Current Release (0.2.0)

on_demand_video_decoder

New features:

  • AV1 codec support: decode AV1-encoded video alongside H.264 and HEVC.

  • Stream async decoder: asynchronous frame decoding with prefetching via DecodeN12ToRGBAsync() / DecodeN12ToRGBAsyncGetBuffer() in PyNvSampleReader. See the new SampleStreamAsyncAccess.py sample for a usage walkthrough.

  • Cached separation decode: the new CachedGopDecoder wraps PyNvGopDecoder with transparent GOP caching. When the same GOP is requested again (e.g. for a different frame within the same GOP), the cached result is returned directly, avoiding redundant demuxing. Controlled via the useGOPCache parameter in GetGOP() / GetGOPList().

  • GPU memory management: new release_device_memory() and release_decoder() methods to explicitly free GPU resources without destroying the decoder.

  • Drop paged cache utility: call drop_videos_cache() to evict video files from the OS page cache. This frees host memory occupied by cached pages of videos that are no longer needed, e.g. when switching to a different video dataset during training (and enables reproducible I/O benchmarks by ensuring reads hit disk rather than the page cache).

Improvements:

  • Concurrency: added releasing the Python GIL in existing decode and demux bindings, improving performance in multi-threaded Python code.

  • Various stability & error message improvements.

New Package: multi_tensor_copier – Fast & Easy Transfers of Many Small Tensors

A new package for efficiently & easily copying many (small) tensors between devices in a single call. Pass any nested structure of lists, tuples, and dicts containing tensors (or numpy arrays) and get them transferred – optimized end-to-end with a focus on CPU -> GPU transfers:

  • Automatically packs many small CPU tensors (mixed dtypes allowed) into one buffer for a single host-to-device copy, drastically reducing per-tensor overhead.

  • Stages non-pinned memory into pinned buffers (in parallel) so that all tensor transfers can proceed asynchronously.

  • Distributes work across multiple CUDA streams.

  • Runs the orchestration on a background C++ thread, keeping the Python thread free.

  • While the optimization is focused on CPU -> GPU, the package also supports GPU->CPU, GPU->GPU, and CPU->CPU directions (with some of the optimizations also applied to those).

The individual optimizations may be optionally turned off (e.g. to limit pinned memory usage).

Usage is straightforward:

handle = multi_tensor_copier.start_copy(nested_data, device="cuda:0")
# ... do other work while the copy runs ...
result = handle.get()   # same nested structure, now on GPU

~8x speedup over per-tensor .to() calls in an example benchmark with 528 small tensors (simplified synthetic meta-data for object detection similar to StreamPETR).
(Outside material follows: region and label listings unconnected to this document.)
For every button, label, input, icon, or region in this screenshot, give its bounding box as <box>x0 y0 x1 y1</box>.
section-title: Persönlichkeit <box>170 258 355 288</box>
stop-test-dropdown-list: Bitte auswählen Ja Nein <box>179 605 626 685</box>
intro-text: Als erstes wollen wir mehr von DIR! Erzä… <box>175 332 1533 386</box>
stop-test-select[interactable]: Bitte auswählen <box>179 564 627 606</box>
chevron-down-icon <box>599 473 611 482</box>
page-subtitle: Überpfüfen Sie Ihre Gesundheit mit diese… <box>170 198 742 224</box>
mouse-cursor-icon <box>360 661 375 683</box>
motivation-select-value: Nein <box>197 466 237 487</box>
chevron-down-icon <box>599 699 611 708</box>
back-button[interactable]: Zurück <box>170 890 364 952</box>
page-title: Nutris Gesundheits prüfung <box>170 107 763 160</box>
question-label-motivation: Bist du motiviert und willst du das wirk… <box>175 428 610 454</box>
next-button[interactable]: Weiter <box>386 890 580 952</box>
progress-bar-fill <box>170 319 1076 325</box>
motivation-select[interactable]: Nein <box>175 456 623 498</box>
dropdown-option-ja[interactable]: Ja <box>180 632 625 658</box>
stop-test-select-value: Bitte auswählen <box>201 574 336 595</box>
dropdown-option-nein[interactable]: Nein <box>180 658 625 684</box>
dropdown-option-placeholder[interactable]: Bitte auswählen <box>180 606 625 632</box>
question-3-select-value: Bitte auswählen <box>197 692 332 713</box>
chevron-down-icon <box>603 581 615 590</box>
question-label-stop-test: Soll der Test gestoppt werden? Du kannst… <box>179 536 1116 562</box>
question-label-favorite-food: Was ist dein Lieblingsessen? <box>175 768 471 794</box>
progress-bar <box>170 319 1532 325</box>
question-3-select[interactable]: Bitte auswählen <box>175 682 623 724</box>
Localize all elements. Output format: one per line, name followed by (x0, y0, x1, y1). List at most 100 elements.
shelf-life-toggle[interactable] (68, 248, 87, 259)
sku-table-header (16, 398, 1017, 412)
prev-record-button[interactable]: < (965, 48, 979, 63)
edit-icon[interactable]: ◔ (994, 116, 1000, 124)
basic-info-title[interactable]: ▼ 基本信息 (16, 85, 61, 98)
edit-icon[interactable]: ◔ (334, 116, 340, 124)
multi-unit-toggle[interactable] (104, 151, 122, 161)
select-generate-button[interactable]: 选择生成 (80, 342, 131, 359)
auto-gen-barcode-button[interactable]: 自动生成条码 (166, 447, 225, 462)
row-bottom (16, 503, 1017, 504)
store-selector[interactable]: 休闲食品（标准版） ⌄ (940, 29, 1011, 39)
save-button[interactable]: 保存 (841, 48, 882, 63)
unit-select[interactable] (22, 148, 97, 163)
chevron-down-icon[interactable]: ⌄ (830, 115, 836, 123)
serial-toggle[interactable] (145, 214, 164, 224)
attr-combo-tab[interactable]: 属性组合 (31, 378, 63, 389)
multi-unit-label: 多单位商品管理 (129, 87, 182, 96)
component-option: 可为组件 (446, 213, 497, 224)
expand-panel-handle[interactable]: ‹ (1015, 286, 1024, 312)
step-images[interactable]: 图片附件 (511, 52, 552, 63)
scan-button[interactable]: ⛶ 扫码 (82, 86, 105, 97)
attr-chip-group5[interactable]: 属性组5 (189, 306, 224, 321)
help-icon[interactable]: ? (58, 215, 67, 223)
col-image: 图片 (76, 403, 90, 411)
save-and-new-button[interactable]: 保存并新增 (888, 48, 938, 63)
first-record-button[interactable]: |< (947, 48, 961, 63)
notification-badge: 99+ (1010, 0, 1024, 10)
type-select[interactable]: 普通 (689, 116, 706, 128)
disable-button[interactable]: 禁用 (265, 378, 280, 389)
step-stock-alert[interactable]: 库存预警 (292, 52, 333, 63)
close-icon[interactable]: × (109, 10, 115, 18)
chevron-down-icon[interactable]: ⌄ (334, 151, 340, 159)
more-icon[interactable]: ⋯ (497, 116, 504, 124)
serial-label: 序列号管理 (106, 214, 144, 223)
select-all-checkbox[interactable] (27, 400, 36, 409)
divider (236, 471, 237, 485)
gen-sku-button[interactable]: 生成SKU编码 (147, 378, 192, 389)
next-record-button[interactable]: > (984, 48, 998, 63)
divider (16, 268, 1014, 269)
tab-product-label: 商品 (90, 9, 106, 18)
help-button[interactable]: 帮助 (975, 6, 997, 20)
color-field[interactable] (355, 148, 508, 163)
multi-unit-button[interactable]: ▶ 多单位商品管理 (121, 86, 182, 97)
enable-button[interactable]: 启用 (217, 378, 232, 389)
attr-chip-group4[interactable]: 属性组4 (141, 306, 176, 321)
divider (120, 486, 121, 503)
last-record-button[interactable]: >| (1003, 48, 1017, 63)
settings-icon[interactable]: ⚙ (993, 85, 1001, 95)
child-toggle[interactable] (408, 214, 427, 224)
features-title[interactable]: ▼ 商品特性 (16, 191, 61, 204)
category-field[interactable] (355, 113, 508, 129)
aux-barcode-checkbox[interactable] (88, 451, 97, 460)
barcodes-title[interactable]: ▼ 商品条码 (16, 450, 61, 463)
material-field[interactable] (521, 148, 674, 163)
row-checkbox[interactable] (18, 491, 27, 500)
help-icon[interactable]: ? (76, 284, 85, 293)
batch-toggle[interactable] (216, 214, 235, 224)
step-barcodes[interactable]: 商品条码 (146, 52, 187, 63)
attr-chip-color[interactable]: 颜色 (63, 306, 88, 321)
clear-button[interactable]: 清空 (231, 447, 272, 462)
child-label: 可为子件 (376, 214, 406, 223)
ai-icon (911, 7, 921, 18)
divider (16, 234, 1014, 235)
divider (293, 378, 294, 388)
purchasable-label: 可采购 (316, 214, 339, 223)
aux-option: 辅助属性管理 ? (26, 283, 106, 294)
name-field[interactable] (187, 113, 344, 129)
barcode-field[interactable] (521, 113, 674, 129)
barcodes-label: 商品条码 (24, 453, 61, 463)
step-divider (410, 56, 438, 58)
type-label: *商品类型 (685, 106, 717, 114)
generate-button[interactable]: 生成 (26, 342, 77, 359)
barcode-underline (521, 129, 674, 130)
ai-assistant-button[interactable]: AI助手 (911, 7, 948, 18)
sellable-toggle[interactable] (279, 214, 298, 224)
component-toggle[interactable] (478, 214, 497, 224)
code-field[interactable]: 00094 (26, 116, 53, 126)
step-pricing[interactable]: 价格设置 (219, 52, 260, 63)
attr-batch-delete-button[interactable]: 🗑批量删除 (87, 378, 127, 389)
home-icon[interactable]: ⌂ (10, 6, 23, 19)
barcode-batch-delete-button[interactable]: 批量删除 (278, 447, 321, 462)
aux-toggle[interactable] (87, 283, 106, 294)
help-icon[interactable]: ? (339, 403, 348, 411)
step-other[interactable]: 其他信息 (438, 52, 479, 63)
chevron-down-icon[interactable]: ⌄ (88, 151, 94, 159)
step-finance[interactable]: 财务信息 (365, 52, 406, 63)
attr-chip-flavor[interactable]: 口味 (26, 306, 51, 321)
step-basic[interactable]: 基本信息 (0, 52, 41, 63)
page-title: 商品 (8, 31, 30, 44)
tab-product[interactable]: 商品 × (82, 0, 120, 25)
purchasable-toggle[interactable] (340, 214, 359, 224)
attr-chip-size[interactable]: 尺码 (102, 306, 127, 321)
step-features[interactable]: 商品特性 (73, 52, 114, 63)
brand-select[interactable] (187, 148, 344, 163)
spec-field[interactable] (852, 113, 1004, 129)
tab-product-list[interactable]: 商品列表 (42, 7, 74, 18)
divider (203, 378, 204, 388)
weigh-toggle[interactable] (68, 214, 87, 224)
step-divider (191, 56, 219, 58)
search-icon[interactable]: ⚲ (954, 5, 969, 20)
See the included examples, evaluation script, and documentation.

optim_test_tools – Enhancements

  • TensorDumper: added ranges for context/disambiguation, PICKLE dump type, and allow_missing_data_in_previous comparison option.

  • Numba NVTX: new numba_nvtx submodule enabling use of NVTX ranges from Numba-compiled CPU code.

Documentation and Tooling

  • Changes inpackage_manager.sh

    • Now uses --no-deps for wheels by default; added options for build isolation control.

    • Fixed issue where re-installation of new version over existing one would leave the old version in place (additionally to the new one).

  • Various documentation improvements (e.g. online documentation, references to related resources such as videos and WeChat discussion group; improvements in various guides).

  • Pinned cupy version in the dockerfile to 13.6.0 to avoid compatibility issues.